Students in state show gains in English and math scores


California students showed moderate gains in English and math on standardized test scores released by the state Department of Education on Monday, continuing a long-term trend. But the results also reveal that the state has a long way to go to bring students up to grade level.

Overall, 54% of California students scored at the “proficient” level or higher in English-language arts, compared with 52% last year; and 50% scored proficient or better in math, compared with 48% last year. The scores are the highest since the standards-based testing began in 2003.

There was a small decline in math and English for students scoring at the two lowest levels: “below basic” and “far below basic.” About 27% of students remain at those levels in math; 19% in English.


The results for the Los Angeles Unified School District, the state’s largest school system, also mirrored past years: Growth was better than for the state overall, but scores still fell below the state average.

Students who were considered at grade level — or proficient — in English-language arts increased from 41% to 44%. In math, from 39% to 43%.

District officials hailed the rising scores as especially notable given steep budget cuts.

“We are at our highest point in student achievement,” said L.A. schools Supt. John Deasy, who praised the “amazing hard work” of teachers and administrators.

The test scores are being used to give schools and individual teachers a rating on their effectiveness. Ultimately, Deasy would like to include them in teacher evaluations.

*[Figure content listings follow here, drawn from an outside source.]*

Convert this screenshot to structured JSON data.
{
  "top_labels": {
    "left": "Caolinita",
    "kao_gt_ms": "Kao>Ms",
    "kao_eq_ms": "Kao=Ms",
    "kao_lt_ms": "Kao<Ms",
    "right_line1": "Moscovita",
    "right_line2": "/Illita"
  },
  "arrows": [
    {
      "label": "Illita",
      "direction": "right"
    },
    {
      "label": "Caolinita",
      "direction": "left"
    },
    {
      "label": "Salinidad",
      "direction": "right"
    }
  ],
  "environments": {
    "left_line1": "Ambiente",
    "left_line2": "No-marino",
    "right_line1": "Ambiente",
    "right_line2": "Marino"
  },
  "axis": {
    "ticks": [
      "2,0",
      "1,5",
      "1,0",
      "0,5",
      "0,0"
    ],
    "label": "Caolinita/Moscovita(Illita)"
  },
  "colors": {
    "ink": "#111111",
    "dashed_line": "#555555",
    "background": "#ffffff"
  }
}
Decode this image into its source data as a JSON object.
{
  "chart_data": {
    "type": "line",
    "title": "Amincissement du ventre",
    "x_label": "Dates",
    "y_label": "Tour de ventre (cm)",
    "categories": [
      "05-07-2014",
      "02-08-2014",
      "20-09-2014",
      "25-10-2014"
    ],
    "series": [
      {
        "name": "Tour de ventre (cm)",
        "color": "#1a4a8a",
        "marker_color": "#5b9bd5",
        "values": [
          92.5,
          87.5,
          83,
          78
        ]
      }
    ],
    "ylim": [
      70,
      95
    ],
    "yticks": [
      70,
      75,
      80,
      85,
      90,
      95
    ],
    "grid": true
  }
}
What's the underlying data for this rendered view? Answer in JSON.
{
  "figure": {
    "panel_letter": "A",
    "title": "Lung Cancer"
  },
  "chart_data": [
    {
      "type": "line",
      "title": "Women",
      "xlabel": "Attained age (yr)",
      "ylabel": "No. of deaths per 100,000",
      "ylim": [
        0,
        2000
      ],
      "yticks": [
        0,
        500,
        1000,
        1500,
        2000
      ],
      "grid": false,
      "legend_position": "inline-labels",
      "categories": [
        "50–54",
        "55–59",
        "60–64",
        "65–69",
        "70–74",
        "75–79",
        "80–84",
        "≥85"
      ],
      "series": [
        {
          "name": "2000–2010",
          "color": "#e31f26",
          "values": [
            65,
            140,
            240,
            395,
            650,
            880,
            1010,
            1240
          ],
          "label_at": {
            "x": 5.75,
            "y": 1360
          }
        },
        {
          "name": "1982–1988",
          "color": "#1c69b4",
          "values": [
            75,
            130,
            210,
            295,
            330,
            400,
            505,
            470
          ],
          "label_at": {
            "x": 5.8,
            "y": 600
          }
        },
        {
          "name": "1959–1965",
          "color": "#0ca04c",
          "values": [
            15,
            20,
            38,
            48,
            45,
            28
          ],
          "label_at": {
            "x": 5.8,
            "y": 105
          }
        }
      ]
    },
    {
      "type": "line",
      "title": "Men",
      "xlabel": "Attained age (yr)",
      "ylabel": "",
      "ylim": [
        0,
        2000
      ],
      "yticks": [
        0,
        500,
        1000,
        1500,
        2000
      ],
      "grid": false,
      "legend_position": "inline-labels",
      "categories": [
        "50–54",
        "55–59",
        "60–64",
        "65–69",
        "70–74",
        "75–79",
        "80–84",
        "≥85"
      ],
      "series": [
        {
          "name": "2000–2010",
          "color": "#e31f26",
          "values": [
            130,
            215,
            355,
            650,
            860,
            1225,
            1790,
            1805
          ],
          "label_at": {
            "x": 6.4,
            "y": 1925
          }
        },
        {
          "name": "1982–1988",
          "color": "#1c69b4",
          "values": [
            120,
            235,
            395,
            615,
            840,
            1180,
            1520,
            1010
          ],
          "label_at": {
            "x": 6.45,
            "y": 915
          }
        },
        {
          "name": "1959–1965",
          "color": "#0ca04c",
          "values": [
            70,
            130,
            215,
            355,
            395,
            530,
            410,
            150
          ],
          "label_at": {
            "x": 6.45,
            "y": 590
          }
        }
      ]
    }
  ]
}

State and local education officials released the scores at Reseda High School in the San Fernando Valley, a campus that demonstrates both progress and the long climb ahead.


“Heroic work has been going on as we see here today,” said state Supt. of Public Instruction Tom Torlakson.

Over the last four years, the total of Reseda students who score at grade level or better in English rose from 39% to 47%; the percentage actually dipped slightly this year. In math over that period, the figure rose from 18% to 22%.

About two-thirds of the school’s students are low income and 18% are learning English.

Reseda also illustrates an ongoing problem throughout the state. Test score gains are highest in elementary schools and drop off precipitously in middle and high school.

The reason for this is much debated. In part, Deasy said, elementary campuses have more of a schoolwide approach to preventing individual students from falling behind.

Middle and high schools, typically divided into academic departments, can become “isolated from the students,” Deasy said. “When a student is struggling in freshman algebra, is there a universal team of adults who know the student well and monitor the student?”

Another possibility: The school system also has focused more on teacher training at the elementary schools.


Across L.A. Unified, fewer than 20% of high school students scored proficient or better in general mathematics, algebra 1 and 2 and geometry. In fourth grade, by contrast, 67% of students tested as proficient or better in math.

Another persistent issue is the sharp achievement gap separating Asian and white students from Latino and black students, although the latter groups saw gains.

Statewide, 76% of Asian students and 71% of white students were proficient or better in English, for example, compared with 42% of Latinos and 41% of African Americans.

In math, the numbers are 76% for Asians, 61% for whites, 41% for Latinos and 34% for African Americans.

The state oversees testing for students in grades two to 11.

The honor roll of consistently improving schools in L.A. Unified includes: Plummer, Barton Hill and 116th Street elementary schools; King, Audubon and Edison middle schools; and Garfield, Polytechnic and Canoga Park high schools.